By @lukko - 4 months
Hmm this seems very confused, and it's arguable whether more consciousness / self awareness has any net benefit for social cohesion.

It's very useful from an evolutionary standpoint to have an accurate internal model 'me', which you can project into hypothetical scenarios and learn from them, reducing risk and the amount of trial and error (and so increasing survival). I like the Hofstadter view that consciousness arises from the 'strange loopiness' of this self-awareness of the 'I' model.

Any social benefits are secondary, rather than the driving force, and are a result of this model and differentiating 'me' from 'you'.

By @bawolff - 4 months
What a confusing article.

I think its trying to say that self-awareness developed for the purpose of social cohesion, to help communicate emotions with the group.

Fair enough, but i thought that had already been a popular theory for a very long time.
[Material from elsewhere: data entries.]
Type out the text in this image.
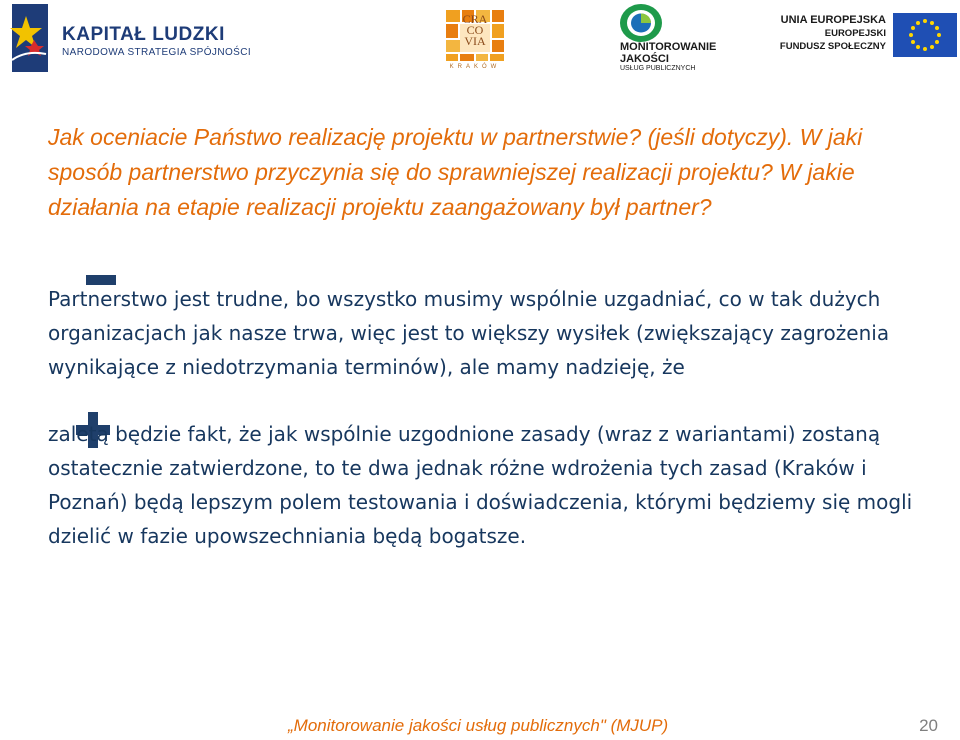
KAPITAŁ LUDZKI
NARODOWA STRATEGIA SPÓJNOŚCI
CRA
CO
VIA
KRAKÓW
MONITOROWANIE
JAKOŚCI
USŁUG PUBLICZNYCH
UNIA EUROPEJSKA
EUROPEJSKI
FUNDUSZ SPOŁECZNY
Jak oceniacie Państwo realizację projektu w partnerstwie? (jeśli dotyczy). W jaki sposób partnerstwo przyczynia się do sprawniejszej realizacji projektu? W jakie działania na etapie realizacji projektu zaangażowany był partner?

Partnerstwo jest trudne, bo wszystko musimy wspólnie uzgadniać, co w tak dużych organizacjach jak nasze trwa, więc jest to większy wysiłek (zwiększający zagrożenia wynikające z niedotrzymania terminów), ale mamy nadzieję, że

zaletą będzie fakt, że jak wspólnie uzgodnione zasady (wraz z wariantami) zostaną ostatecznie zatwierdzone, to te dwa jednak różne wdrożenia tych zasad (Kraków i Poznań) będą lepszym polem testowania i doświadczenia, którymi będziemy się mogli dzielić w fazie upowszechniania będą bogatsze.

„Monitorowanie jakości usług publicznych" (MJUP)	20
Am i incorrect about that or do i just misunderstand what is new about their theory?

By @readthenotes1 - 4 months
Many years ago, a professor said to us something like "I am uncertain that we can use the system to explain the system."

(Meaning that we may not be smart enough to be able to explain why and how we are smart enough to explain our cognition, if we can explain it at all)

By @ganzuul - 4 months
Darwinism was revolutionary for its time but we are kind of moving beyond it already.
By @jjk166 - 4 months
How do you make a system that can model its own state based on sensory input without giving it subjective self awareness?
By @pokstad - 4 months
Sounds very Peter Watts-esque.
By @buss_jan - 4 months
Mhh, if I have evolved to a point where my experienced feelings and ideas are of such complexity that animal cues no longer suffice to broadcast them to the group self-awareness might have involved in tandem with the more complex nogging and not as a downstream feature.